Die Konzeption der Wahrheit hat sich aus komplizierteren, aber, wie es scheint, derselben Ordnung angehörenden Gründen ebenfalls zurückgebildet. Schließlich ist es im ersten Jahrhundert dazu gekommen, daß die Leute gesagt haben: Die Philosophie hat sich überhaupt nicht mit der Wahrheit schlechthin zu befassen, sondern mit den nützlichen Wahrheiten der Politik und vor allem der Moral. Man hat die große Szene der antiken Philosophie: Seneca, der gerade während der Zeit zu philosophieren beginnt, da er sich im Urlaub von der politischen Aktivität befindet. Er ist verbannt worden, wieder an die Macht gelangt, er hat sie ausgeübt, dann ist er in ein halbes Exil zurückgeschickt worden und in völliger Verbannung gestorben. In eben diesen Perioden gewinnt der philosophische Diskurs seinen ganzen Sinn für ihn.
Dieses sehr wichtige, wesentliche Phänomen ist, wenn man so will, das Mißgeschick der antiken Philosophie oder jedenfalls der historische Punkt, von dem an sie einer Form des Denkens Raum gegeben hat, die sich im Christentum wiederfinden sollte.
Es könnte scheinen, daß wir eine Erfahrung der Sexualität haben, die sich sehr von der unterscheidet, die Sie den Griechen zuschreiben. Gibt es bei ihnen, wie bei uns, Platz für die Besinnungslosigkeit der Liebe, für den Selbstverlust? Kommuniziert ihre Erotik mit dem Fremdartigen?
Ich kann Ihnen nicht allgemein darauf antworten. Ich werde Ihnen als Philosoph antworten, das heißt soweit ich es aus Texten gelernt habe, die philosophischer Art sind. Mir scheint wirklich, daß es in diesen Texten, die vom vierten Jahrhundert vor Christus zum zweiten Jahrhundert unserer Zeit reichen, kaum eine Konzeption der Liebe gibt, die geeignet gewesen wäre, diejenigen Erfahrungen zu repräsentieren, von denen Sie sprechen, die des Liebeswahnsinns oder der großen leidenschaftlichen Liebe.

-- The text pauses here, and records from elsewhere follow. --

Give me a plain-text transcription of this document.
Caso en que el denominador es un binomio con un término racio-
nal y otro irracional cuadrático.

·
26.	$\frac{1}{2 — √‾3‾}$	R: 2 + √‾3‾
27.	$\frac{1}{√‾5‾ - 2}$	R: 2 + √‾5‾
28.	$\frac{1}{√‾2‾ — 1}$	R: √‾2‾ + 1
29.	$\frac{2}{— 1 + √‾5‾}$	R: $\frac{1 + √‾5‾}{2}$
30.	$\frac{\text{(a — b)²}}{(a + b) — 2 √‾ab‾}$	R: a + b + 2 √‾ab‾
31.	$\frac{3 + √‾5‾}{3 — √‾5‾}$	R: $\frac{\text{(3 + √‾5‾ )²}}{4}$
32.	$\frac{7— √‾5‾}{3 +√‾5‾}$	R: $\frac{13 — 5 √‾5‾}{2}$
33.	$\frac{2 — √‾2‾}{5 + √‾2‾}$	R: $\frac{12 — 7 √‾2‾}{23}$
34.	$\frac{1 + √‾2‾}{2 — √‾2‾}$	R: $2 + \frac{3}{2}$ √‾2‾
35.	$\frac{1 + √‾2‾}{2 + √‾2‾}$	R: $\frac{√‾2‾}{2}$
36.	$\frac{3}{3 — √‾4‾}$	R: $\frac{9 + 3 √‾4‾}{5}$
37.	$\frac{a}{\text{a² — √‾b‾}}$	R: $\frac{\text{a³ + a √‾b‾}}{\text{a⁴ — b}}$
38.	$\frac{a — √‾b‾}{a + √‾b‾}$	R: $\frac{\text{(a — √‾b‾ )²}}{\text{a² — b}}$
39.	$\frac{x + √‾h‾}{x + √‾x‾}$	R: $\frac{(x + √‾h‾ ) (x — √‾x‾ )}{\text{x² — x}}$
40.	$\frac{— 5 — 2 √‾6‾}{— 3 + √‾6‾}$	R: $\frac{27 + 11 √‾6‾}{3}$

Nicht einmal in Platons „Phaidros“?
Aber nein! Ich glaube nicht! Man müßte sich das näher ansehen, aber mir scheint, daß man es im Phaidros mit Leuten zu tun hat, die infolge einer Liebeserfahrung die gängige und beharrliche Tradition ihrer Epoche nicht beachten, die die Erotik in Umgangsformen des „Den-Hof -Machens“ begründete; mit Leuten, die die Tradition vernachlässigen, um einen Wissenstypus zu erreichen, der es ihnen einerseits ermöglichen wird, einander zu lieben, und andererseits im Hinblick auf das Gesetz und die Verpflichtungen, die den Bürgern auferlegt sind, die angemessene Haltung zu wahren.
Das Auftauchen des Liebeswahnsinns beginnt man bei Ovid in dem Moment zu sehen, wie sie die Möglichkeit und die Öffnung einer Erfahrung haben, in der das Individuum in gewisser Weise völlig den Kopf verliert, nicht mehr weiß, wer es ist, seine Identität nicht kennt und sein Verliebtsein wie eine fortwährende Selbstvergessenheit erlebt. Das ist eine späte Erfahrung, die absolut nicht der von Platon oder Aristoteles entspricht.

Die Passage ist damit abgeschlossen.